Corpus of Dialects of the Slovak National Corpus

We started to prepare the Corpus of Dialects of the Slovak National Corpus (hereinafter referred to as CD SNC) in 2013. The aim of the initial phase is to gather existing dialect audio recordings or handwritten transcriptions, in particular those already published, to process them in the way using a corpus methodology and tools and make them available for research.

The new version dialekt-2.0 containing 328 907 text units was made accessible in August 2015. As compared with the previous version, the corpus has been supplemented with a number of processed texts coming from the monographs mapping the Slovak dialect areas.

CD SNC is not lemmatised nor morphologically annotated. User can browse the corpus by searching for a word or using CQL. The transcribed texts contain sociolinguistic metadata about respondents, informants, origin and content of record. User can access the corpus through web interface NoSketch Engine, but he/she must register for an account.

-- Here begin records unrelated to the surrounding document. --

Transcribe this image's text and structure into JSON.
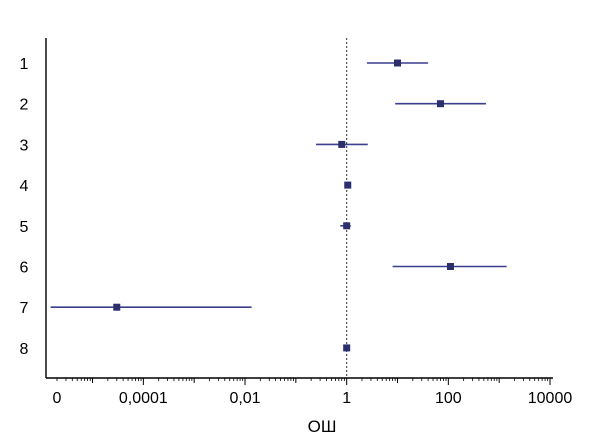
{
  "chart_data": {
    "type": "scatter",
    "subtype": "forest-plot",
    "title": "",
    "xlabel": "ОШ",
    "ylabel": "",
    "xscale": "log",
    "xlim": [
      2e-06,
      10000
    ],
    "x_tick_labels": [
      "0",
      "0,0001",
      "0,01",
      "1",
      "100",
      "10000"
    ],
    "x_tick_values": [
      1e-06,
      0.0001,
      0.01,
      1,
      100,
      10000
    ],
    "reference_line": 1,
    "categories": [
      "1",
      "2",
      "3",
      "4",
      "5",
      "6",
      "7",
      "8"
    ],
    "points": [
      {
        "label": "1",
        "value": 10,
        "ci_low": 2.5,
        "ci_high": 40
      },
      {
        "label": "2",
        "value": 70,
        "ci_low": 9,
        "ci_high": 550
      },
      {
        "label": "3",
        "value": 0.8,
        "ci_low": 0.25,
        "ci_high": 2.6
      },
      {
        "label": "4",
        "value": 1.05,
        "ci_low": 1.05,
        "ci_high": 1.05
      },
      {
        "label": "5",
        "value": 1.0,
        "ci_low": 0.75,
        "ci_high": 1.2
      },
      {
        "label": "6",
        "value": 110,
        "ci_low": 8,
        "ci_high": 1400
      },
      {
        "label": "7",
        "value": 3e-05,
        "ci_low": 1.5e-06,
        "ci_high": 0.0135
      },
      {
        "label": "8",
        "value": 1.0,
        "ci_low": 1.0,
        "ci_high": 1.0
      }
    ],
    "colors": {
      "marker": "#2b2f6b",
      "ci_line": "#3a3f8f",
      "axis": "#000000",
      "reference_line": "#333333"
    },
    "grid": false,
    "legend": "none"
  }
}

A specialized virtual keyboard named SNK-DIALEKT with the special characters used in the transcriptions is available in the NoSketch Engine interface since the version dialekt-2.0. The corpus also includes several specific values.

Version 1.0

The beta version was prepared in March 2014. The version dialekt-1.0 containing 73 855 tokens released in September 2014 was included into the publicly available sources of SNK. It includes a number of already published texts and the texts provided by the Department of Dialectology of the Ľ. Štúr Institute of Linguistics of the Slovak Academy of Sciences.